Pelanggaran HAM Berat Di Aceh,Jadi Pejabat GAM Serta Gubernur – Komnas HAM periksa Gubernur Aceh nonaktif Irwandi Yusuf jadi saksi perkara perkiraan pelanggaran HAM berat di Aceh. Irwandi dimaksud banyak tahu bab moment perkiraan pelanggaran HAM itu.
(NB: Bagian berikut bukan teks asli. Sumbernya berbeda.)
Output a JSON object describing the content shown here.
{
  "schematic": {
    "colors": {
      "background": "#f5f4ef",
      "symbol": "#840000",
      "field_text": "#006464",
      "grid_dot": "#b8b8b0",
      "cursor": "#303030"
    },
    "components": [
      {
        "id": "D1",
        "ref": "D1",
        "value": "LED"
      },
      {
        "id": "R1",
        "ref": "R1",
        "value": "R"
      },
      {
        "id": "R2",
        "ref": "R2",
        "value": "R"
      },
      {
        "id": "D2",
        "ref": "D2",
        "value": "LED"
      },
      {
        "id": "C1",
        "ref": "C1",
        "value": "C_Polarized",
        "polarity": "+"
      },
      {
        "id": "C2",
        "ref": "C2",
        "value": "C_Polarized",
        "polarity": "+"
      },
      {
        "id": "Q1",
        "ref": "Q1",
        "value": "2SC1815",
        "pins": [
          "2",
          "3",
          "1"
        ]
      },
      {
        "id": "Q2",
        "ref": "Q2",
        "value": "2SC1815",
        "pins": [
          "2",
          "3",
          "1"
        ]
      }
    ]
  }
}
” Ia menyampaikan berbagai hal ya. Barang siapa yg bertindak, seperti apa perstiwanya. Ini cuma sambungan saja. Ia banyak tahu apa yg berlangsung disana. Kita gali saja itu. Ia saksi, ” kata Ketua Komnas HAM Ahmad Taufan Damanik di gedung KPK, Jalan Kuningan Persada, Jakarta Selatan, Rabu (7/5/2019) .

Taufan gak menyampaikan terperinci apakah saja yg ditanyakan ke Irwandi. Ia cuma menyebutkan Irwandi ditanyai berkenaan tempatnya jadi Gubernur Aceh serta eks Pejabat GAM.

” Bab pelanggaran HAM berat di Aceh. Jadi pejabat GAM serta gubernur, ” ujarnya. Sekarang, Irwandi udah divonis 7 tahun penjara serta denda Rp 300 juta subsider 3 bulan kurungan oleh Majelis Hakim Pengadilan Tipikor Jakarta Pusat. Irwandi dikatakan hakim bersalah terima suap serta gratifikasi. Ia pun dijatuhi hukuman penambahan berwujud pencabutan hak politik saat 3 tahun.

Hakim menjelaskan Irwandi bisa dibuktikan terima suap Rp 1 miliar dari eks Bupati Bener Meriah Ahmadi. Uang itu dikasihkan biar Irwandi Yusuf mendukung program pembangunan dari Dana Otonomi Privat Aceh (DOKA) tahun 2018.

Uang suap itu dimaksud di terima dengan cara kontinyu lewat orang kepercayaannya, ialah Hendri Yuzal serta Teuku Saiful Bahri.

Irwandi pun dikatakan bersalah terima gratifikasi Rp 8, 717 miliar saat menjabat Gubernur Aceh. Irwandi Yusuf menjabat Gubernur Aceh periode 2007-2012 serta periode 2017-2022. Sekarang, KPK udah ajukan banding atas vonis 7 tahun yg dijatuhkan majelis hakim ke Irwandi.